Kids take to the garden in different ways based on their age, and sometimes even their gender. My three-old loves to play with the hose and can’t tell when a plant has enough water. My one and half year old just likes to put her hands in mud.
Here are some tips, by age for getting the most out of gardening with your kids.
Preschoolers, Ages 3-4: Don’t expect to accomplish much in the way of serious gardening. Instead focus on enjoying the garden. Move mulch, look for frogs, water. Even pull up a few weeds. Try to plant some seeds in a small area or pot that is exclusively their own. We’re growing pickles – so we’ll go from the raw cucumbers through the pickling stage.

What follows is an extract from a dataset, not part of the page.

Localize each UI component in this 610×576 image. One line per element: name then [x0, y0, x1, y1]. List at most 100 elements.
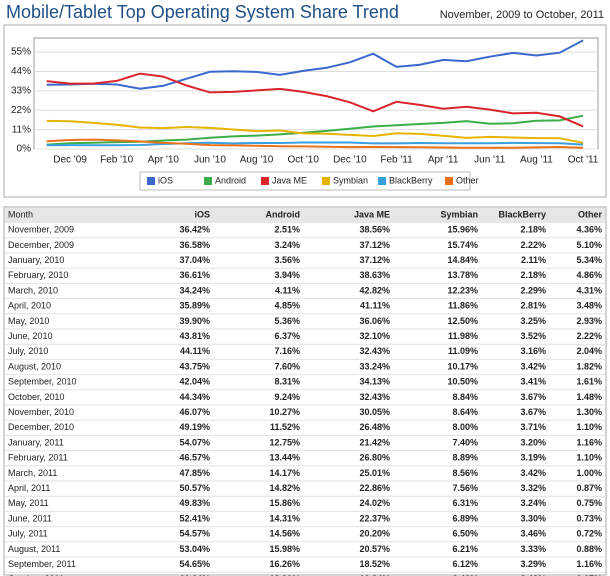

Don’t forget to keep a watchful eye at this stage so nothing wrong goes in the mouth (tempting looking berries.) Be warned pre-schoolers ask a lot of questions, so be ready to do some explaining – or head to the library for the answers
Kindergartners, Age 5: This is the time to create special spaces in the garden – tree houses, forts, secret gardens, even an out of the way bench will all serve to stimulate imagination and dramatic play.

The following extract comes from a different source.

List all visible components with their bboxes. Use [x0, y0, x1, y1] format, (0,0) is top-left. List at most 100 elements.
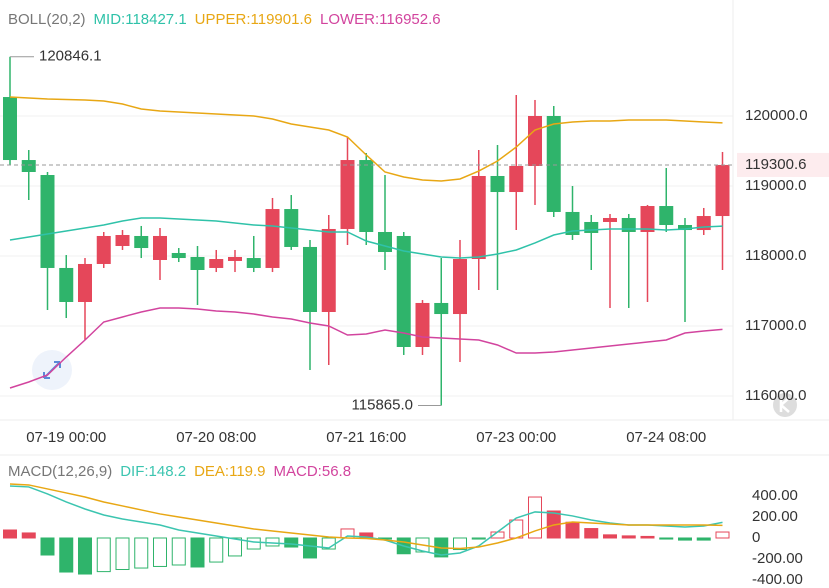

At this age you can work on planting a more substantial garden with your little one – don’t be overly concerned with the results, just enjoy the process.
Elementary Schoolers, Ages 6-7: Improving reading and math skills will add to the gardening fun. Make plant markers, read seed packets, pore over catalogs, and pay for nursery plants. And yet they’ll still be wide-eyed and open to nature’s mysteries. Soil, holes, and water hold endless fascination, as do bugs.

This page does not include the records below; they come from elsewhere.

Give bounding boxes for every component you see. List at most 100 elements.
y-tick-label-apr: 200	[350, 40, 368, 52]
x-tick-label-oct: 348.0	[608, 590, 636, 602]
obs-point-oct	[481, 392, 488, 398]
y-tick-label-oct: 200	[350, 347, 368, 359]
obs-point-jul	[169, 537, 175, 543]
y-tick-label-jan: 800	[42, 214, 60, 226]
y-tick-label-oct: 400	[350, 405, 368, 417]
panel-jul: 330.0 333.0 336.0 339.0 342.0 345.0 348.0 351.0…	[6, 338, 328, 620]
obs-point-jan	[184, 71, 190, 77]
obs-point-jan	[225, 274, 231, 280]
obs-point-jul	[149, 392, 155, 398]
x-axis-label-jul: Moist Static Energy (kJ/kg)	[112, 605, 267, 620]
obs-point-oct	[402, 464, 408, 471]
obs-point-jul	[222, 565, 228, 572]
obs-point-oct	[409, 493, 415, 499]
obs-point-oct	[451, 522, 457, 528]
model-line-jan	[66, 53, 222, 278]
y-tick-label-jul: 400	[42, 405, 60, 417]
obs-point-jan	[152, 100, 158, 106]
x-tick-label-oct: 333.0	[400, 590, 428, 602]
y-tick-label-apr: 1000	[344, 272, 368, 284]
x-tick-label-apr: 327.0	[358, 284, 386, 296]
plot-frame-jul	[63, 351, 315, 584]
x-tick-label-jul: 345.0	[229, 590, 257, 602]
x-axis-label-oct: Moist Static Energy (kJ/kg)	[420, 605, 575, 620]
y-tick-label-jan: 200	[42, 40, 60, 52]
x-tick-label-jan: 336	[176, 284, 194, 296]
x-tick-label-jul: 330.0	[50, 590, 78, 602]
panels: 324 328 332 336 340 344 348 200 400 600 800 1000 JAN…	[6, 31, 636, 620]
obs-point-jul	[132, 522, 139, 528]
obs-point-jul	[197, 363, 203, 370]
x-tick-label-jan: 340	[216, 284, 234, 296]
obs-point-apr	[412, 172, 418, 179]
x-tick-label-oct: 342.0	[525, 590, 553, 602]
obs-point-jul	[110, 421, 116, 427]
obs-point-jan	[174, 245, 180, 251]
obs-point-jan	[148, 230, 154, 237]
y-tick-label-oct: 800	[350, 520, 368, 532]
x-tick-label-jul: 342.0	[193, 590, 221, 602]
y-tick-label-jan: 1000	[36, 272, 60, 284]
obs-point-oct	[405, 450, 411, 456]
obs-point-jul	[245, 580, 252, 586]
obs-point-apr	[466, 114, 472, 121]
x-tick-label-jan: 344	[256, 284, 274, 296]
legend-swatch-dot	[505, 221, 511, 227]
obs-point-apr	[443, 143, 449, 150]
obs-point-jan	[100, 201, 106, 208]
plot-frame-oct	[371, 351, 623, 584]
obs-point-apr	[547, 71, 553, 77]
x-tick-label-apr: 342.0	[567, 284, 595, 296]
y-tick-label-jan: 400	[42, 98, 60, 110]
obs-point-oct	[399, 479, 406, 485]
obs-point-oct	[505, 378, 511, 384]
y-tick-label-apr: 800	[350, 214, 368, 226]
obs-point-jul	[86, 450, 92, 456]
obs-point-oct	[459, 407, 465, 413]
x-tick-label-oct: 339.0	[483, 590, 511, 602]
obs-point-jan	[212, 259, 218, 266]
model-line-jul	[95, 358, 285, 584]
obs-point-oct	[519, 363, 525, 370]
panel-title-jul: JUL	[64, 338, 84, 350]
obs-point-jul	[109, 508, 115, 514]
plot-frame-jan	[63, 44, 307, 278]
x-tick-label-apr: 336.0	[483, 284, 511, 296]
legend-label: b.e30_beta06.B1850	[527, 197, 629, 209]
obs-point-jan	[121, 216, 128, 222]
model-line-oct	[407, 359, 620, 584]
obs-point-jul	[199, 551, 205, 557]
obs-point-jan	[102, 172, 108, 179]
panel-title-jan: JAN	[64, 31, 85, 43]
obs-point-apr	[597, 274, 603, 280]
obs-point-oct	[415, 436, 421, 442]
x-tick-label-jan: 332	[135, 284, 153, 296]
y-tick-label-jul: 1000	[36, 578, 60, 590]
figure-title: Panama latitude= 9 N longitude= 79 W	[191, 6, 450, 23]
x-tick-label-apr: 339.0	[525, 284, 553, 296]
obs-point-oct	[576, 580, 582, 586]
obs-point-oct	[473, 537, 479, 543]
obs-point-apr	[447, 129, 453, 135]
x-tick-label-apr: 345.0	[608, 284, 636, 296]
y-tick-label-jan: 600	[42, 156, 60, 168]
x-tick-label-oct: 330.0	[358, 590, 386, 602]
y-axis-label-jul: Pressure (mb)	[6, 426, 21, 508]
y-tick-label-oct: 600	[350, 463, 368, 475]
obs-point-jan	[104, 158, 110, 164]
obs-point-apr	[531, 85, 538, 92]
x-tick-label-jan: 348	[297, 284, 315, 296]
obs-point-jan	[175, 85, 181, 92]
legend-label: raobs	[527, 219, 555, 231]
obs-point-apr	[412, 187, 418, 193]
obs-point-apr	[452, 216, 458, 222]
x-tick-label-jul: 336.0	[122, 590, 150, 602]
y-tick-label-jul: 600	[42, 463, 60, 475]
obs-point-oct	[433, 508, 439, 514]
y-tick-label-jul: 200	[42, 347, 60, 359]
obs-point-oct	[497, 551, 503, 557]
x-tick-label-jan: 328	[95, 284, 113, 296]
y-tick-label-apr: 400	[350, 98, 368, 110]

But for children this age, the “doing” is still more important than the end result.
Middle Schoolers, Ages 8-9: The emphasis shifts from doing to doing well. Now is the time to work out a garden design on graph paper, thinking about garden design principles. Or plan out a vegetable garden taking into account all of the varied needs of the different crops. They can translate that drawing to a real garden.
Ability to use tools, supervised, of course, also increases, so consider some easy building projects like a trellis or fence. Also, don’t forget growing competitions held by the 4-H or other organizations.
Middle Schoolers, Ages 10-11: Now gardening celebrates its ability to cross several disciplines with ease to speak to your children’s many interests. Garden is science, math, art, and still fun. Your youngsters can organize a class project to create a small garden at the local nursing home — and gain the support of businesses and parent volunteers. They can build garden structures and community. T
Tweens: Not quite teenagers, yet, but gardening is likely to lose out to a host of toher “cooler” activities, unless you make gardening great. Consider a more involved project or perhaps growing a garden into a small business – perhaps they can focus on oraginc heirloom tomatoes and sell them to a restaurant or at a garden stand. Or grow lavender for a sachet and scent business – use the lavender to create sachets, soaps and scents and find an outlet to sell them – your girls will keep connected to the garden, learn the fndaamentals of planning, follow through and business while being crafty – plus you can promise they can spend the money they earn at the mall.
Also, don’t forget to encourage the gardent to table connection. For any future chef du jours out there, the movement to have more of ffod from organic, local sources is growing and very hip. Encourage them to grow food to eat and design recipies around the garden or vice versa. Combining gardening with a hip new trend might just assure their life long love of nature.